As hardware and Internet connections enhance more and more in the recent years, virtual worlds emerge as ‘reliable’ tools for interaction, communication, and conferencing. Lots of organizations, universities, and schools have decided to create their presence on these environments. Second Life is one of these environments with an increasing popularity and millions of daily users!
I got to realize their practicality and potentials for both learning and for teachers after attending Gavin Duddeny’s SL conference held last month, May 2008. With all the virtual crowds, I started to realize the importance and role it could play in teacher education programs and other professional gatherings in CoP.
Later, I started to question the role it could play for me as a teacher. With other teachers presenting about the ways the plan/ use it for teaching, I realized that it could be used in two different forms.
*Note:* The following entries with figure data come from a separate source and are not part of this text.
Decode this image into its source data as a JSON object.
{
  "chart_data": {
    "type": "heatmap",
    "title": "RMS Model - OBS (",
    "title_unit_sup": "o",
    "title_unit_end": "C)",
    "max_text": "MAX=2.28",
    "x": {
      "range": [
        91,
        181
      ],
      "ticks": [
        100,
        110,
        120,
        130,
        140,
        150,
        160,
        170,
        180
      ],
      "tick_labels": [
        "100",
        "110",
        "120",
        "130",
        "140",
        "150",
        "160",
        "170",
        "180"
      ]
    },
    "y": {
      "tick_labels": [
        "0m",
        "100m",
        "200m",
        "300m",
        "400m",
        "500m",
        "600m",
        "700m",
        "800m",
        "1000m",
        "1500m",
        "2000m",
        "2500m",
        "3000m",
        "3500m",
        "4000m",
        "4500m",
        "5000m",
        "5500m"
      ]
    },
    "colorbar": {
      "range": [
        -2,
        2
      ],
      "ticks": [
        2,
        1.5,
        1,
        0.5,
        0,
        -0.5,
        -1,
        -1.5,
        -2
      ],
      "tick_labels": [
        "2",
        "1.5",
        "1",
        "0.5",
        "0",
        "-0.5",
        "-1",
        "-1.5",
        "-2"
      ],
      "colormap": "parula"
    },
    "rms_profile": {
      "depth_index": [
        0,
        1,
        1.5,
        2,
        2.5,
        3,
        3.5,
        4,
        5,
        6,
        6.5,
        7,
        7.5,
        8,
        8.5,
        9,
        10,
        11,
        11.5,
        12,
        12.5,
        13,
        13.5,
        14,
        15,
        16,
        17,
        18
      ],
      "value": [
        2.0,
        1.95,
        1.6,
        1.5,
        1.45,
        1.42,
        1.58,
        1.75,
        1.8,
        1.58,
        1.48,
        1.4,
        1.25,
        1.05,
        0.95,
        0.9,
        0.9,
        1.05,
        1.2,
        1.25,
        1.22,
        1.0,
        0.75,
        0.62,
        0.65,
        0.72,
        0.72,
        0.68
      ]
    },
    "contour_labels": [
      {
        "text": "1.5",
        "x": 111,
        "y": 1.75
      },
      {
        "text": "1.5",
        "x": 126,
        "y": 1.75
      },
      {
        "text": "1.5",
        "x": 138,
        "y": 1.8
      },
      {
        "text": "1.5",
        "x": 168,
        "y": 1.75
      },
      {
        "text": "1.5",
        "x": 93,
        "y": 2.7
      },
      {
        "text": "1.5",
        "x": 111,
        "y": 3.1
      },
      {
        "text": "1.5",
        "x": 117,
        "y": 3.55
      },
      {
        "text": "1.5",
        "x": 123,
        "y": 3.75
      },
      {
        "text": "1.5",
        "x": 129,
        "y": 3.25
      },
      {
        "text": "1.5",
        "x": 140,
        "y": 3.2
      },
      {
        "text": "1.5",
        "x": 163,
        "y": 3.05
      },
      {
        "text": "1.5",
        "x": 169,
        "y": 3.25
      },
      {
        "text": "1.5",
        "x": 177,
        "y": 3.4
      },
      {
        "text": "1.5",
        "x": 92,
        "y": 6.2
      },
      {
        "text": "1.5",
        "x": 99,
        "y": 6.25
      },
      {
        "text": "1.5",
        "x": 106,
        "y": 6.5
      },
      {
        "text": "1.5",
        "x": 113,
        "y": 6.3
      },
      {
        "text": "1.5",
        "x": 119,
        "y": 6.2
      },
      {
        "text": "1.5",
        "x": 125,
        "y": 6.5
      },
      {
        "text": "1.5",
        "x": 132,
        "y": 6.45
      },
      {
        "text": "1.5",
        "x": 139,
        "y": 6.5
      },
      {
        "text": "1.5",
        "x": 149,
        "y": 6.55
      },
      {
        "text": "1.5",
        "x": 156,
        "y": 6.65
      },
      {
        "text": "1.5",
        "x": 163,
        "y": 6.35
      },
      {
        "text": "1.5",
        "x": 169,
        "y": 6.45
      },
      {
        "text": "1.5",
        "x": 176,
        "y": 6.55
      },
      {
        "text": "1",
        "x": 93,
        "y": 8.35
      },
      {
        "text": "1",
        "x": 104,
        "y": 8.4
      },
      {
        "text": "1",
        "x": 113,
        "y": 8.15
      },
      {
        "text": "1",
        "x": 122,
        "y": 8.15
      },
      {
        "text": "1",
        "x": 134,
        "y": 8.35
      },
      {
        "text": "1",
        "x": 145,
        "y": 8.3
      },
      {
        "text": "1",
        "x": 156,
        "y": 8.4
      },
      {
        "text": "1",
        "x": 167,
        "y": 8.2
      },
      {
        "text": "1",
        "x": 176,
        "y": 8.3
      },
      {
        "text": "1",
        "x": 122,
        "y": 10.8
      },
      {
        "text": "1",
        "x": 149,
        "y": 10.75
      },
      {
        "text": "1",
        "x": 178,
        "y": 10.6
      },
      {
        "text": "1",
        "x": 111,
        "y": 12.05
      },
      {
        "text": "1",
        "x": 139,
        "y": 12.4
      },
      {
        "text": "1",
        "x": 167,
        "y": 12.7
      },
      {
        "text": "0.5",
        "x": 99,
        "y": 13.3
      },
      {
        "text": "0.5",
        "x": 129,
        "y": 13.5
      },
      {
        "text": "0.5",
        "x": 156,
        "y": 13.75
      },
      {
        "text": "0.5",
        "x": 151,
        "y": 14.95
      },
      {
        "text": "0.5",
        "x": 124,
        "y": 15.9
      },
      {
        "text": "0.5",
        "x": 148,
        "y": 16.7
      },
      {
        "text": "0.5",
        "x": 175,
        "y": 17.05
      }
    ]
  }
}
The first, and direct one, is for teaching in virtual classrooms or accompanying students into virtual trips to several remarkable places in SL. A good resource for preparing and picking or adding your SL lesson plans was started in this wiki: SL Experiments by Nergiz Kern, founder of Edurizon training and consultancy firm. There are lots of members interested in implemented it in their teaching or curious, like in my case, to find out about its potentials who joined that wiki and started adding their ideas, resources and lesson plans.
The second is for teacher education and sharing all types of skills, information, and socialization among professionals. Upcoming conferences and meetings or events could find alternative venues now with less resources, preparation, and expenses. SL conference was a good example and there are hundreds or thousands other examples available on this expanding environment.